Aos olhos dele

A chuva de horas mais cedo parecia ter caído apressada só para que, naquele momento, as estrelas pudessem iluminar seus cabelos soltos. Foi inevitável sorrir ao vê-la escorada no poste da rua. Os all stars harmonizavam com a camisa regata, e o frio já fazia corar o rosto mais bonito da cidade.

Não era a primeira vez que saíamos juntos num desses dias gelados. Eu sabia que ela jamais pediria meu casaco, então resolvi oferecê-lo antes de qualquer conversa. Fiquei surpreso com a rapidez da aceitação, e feliz por vê-la quentinha numa roupa que tinha duas vezes o seu tamanho. As mangas eram tão compridas que suas mãos se perdiam em meio ao pano e todas as vezes em que ela mexia o braço, eu ria. Já viram bonecos infláveis de postos de gasolina? Pois é!

Até que o taxi aparecesse, nem sabia que iríamos longe. Mais surpreendente que minha total desinformação, foi aquela mãozinha embrulhada no casaco estendida pro meu lado. Ela provavelmente queria um legítimo gentleman, então fiz questão de sê-lo. Ajudei-a a entrar no carro, dei a volta e entrei pelo outro lado. Poucos segundos depois, notei que ela repousou a cabeça no meu ombro esquerdo. O motorista perguntou para onde iríamos, mas ela respondeu tão baixinho que não fui capaz de ouvir. Não importa, acompanhado daquele sorriso, eu iria a qualquer lugar.

O tempo passou rápido. Fomos de um ponto ao outro embalados pelas músicas românticas dos anos 80. Coisa do motorista, que aos seus 70 anos ainda aparentava ser muito ativo. Paguei-o e mantive a compostura de minutos atrás, descendo primeiro para abrir a porta para a dama ao meu lado. O olhar do senhorzinho foi de aprovação, acho que fiz tudo certo.
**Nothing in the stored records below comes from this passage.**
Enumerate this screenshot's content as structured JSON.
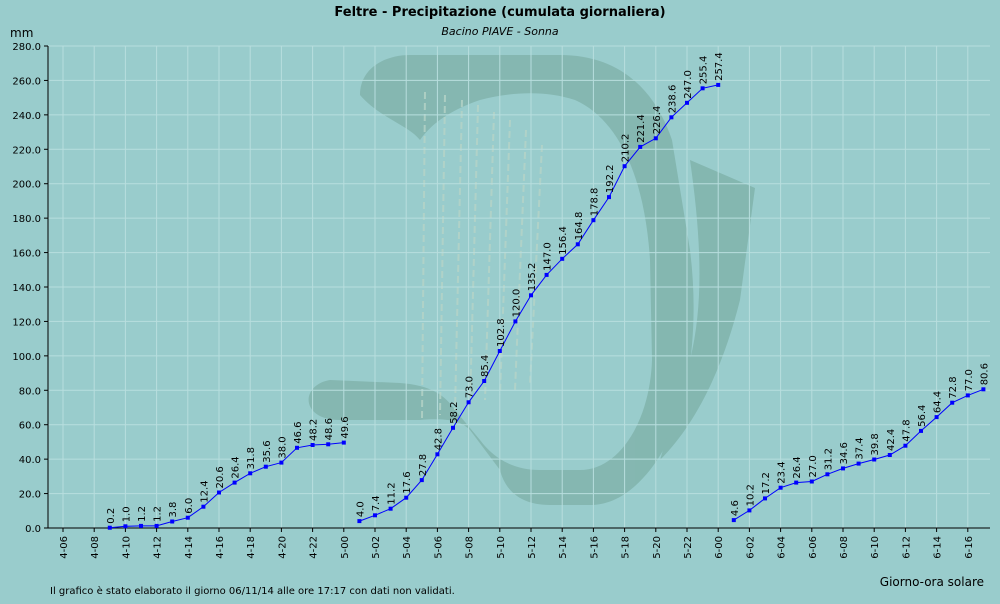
{
  "chart_data": {
    "type": "line",
    "title": "Feltre - Precipitazione (cumulata giornaliera)",
    "subtitle": "Bacino PIAVE - Sonna",
    "ylabel": "mm",
    "xlabel": "Giorno-ora solare",
    "footnote": "Il grafico è stato elaborato il giorno 06/11/14 alle ore 17:17 con dati non validati.",
    "ylim": [
      0,
      280
    ],
    "y_ticks": [
      "0.0",
      "20.0",
      "40.0",
      "60.0",
      "80.0",
      "100.0",
      "120.0",
      "140.0",
      "160.0",
      "180.0",
      "200.0",
      "220.0",
      "240.0",
      "260.0",
      "280.0"
    ],
    "x_tick_labels": [
      "4-06",
      "4-08",
      "4-10",
      "4-12",
      "4-14",
      "4-16",
      "4-18",
      "4-20",
      "4-22",
      "5-00",
      "5-02",
      "5-04",
      "5-06",
      "5-08",
      "5-10",
      "5-12",
      "5-14",
      "5-16",
      "5-18",
      "5-20",
      "5-22",
      "6-00",
      "6-02",
      "6-04",
      "6-06",
      "6-08",
      "6-10",
      "6-12",
      "6-14",
      "6-16"
    ],
    "grid": true,
    "series_color": "#0000ff",
    "background_color": "#99cccc",
    "grid_color": "#b8dede",
    "segments": [
      {
        "x": [
          "4-09",
          "4-10",
          "4-11",
          "4-12",
          "4-13",
          "4-14",
          "4-15",
          "4-16",
          "4-17",
          "4-18",
          "4-19",
          "4-20",
          "4-21",
          "4-22",
          "4-23",
          "5-00"
        ],
        "values": [
          0.2,
          1.0,
          1.2,
          1.2,
          3.8,
          6.0,
          12.4,
          20.6,
          26.4,
          31.8,
          35.6,
          38.0,
          46.6,
          48.2,
          48.6,
          49.6
        ],
        "labels": [
          "0.2",
          "1.0",
          "1.2",
          "1.2",
          "3.8",
          "6.0",
          "12.4",
          "20.6",
          "26.4",
          "31.8",
          "35.6",
          "38.0",
          "46.6",
          "48.2",
          "48.6",
          "49.6"
        ]
      },
      {
        "x": [
          "5-01",
          "5-02",
          "5-03",
          "5-04",
          "5-05",
          "5-06",
          "5-07",
          "5-08",
          "5-09",
          "5-10",
          "5-11",
          "5-12",
          "5-13",
          "5-14",
          "5-15",
          "5-16",
          "5-17",
          "5-18",
          "5-19",
          "5-20",
          "5-21",
          "5-22",
          "5-23",
          "6-00"
        ],
        "values": [
          4.0,
          7.4,
          11.2,
          17.6,
          27.8,
          42.8,
          58.2,
          73.0,
          85.4,
          102.8,
          120.0,
          135.2,
          147.0,
          156.4,
          164.8,
          178.8,
          192.2,
          210.2,
          221.4,
          226.4,
          238.6,
          247.0,
          255.4,
          257.4
        ],
        "labels": [
          "4.0",
          "7.4",
          "11.2",
          "17.6",
          "27.8",
          "42.8",
          "58.2",
          "73.0",
          "85.4",
          "102.8",
          "120.0",
          "135.2",
          "147.0",
          "156.4",
          "164.8",
          "178.8",
          "192.2",
          "210.2",
          "221.4",
          "226.4",
          "238.6",
          "247.0",
          "255.4",
          "257.4"
        ]
      },
      {
        "x": [
          "6-01",
          "6-02",
          "6-03",
          "6-04",
          "6-05",
          "6-06",
          "6-07",
          "6-08",
          "6-09",
          "6-10",
          "6-11",
          "6-12",
          "6-13",
          "6-14",
          "6-15",
          "6-16",
          "6-17"
        ],
        "values": [
          4.6,
          10.2,
          17.2,
          23.4,
          26.4,
          27.0,
          31.2,
          34.6,
          37.4,
          39.8,
          42.4,
          47.8,
          56.4,
          64.4,
          72.8,
          77.0,
          80.6
        ],
        "labels": [
          "4.6",
          "10.2",
          "17.2",
          "23.4",
          "26.4",
          "27.0",
          "31.2",
          "34.6",
          "37.4",
          "39.8",
          "42.4",
          "47.8",
          "56.4",
          "64.4",
          "72.8",
          "77.0",
          "80.6"
        ]
      }
    ]
  }
}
Ou, ela não me decepciona! Fomos deixados na praça central e, antes que eu pudesse me acostumar ao local, fui puxado rua acima. Não faço ideia de como, mas ela tinha notado a minha fome. Entramos no Subway mais próximo. Eu nos arrumaria uma mesa, ela faria o pedido. A mocinha comemorou o fato de ter acertado meu sanduíche favorito como se fosse a única a saber as preferências alheias. Que tipo de companheiro eu seria se não soubesse que, há anos, ela pede frango teriyaki, queijo prata, pão australiano e molho picante? Escolhi a poltrona do canto, a mesma que ela escolheu em todas as últimas vezes que passamos por lá.

Trocamos ideia sobre economia, ética, relacionamentos e outras mil coisas. Só sei que saímos de lá atrasados. Voltamos à praça e nos sentamos bem lá no fundo, abraçadinhos pra não morrer de frio. Acho que nunca me esquecerei desse encontro, ao menos não em dias como hoje, em que a chuva não cai e o céu permanece completamente apagado. Ninguém entenderá a calmaria que rege a nossa amizade, a simplicidade e a longevidade do nosso amor. Um amor quieto, que se encolheu dentro da saudade.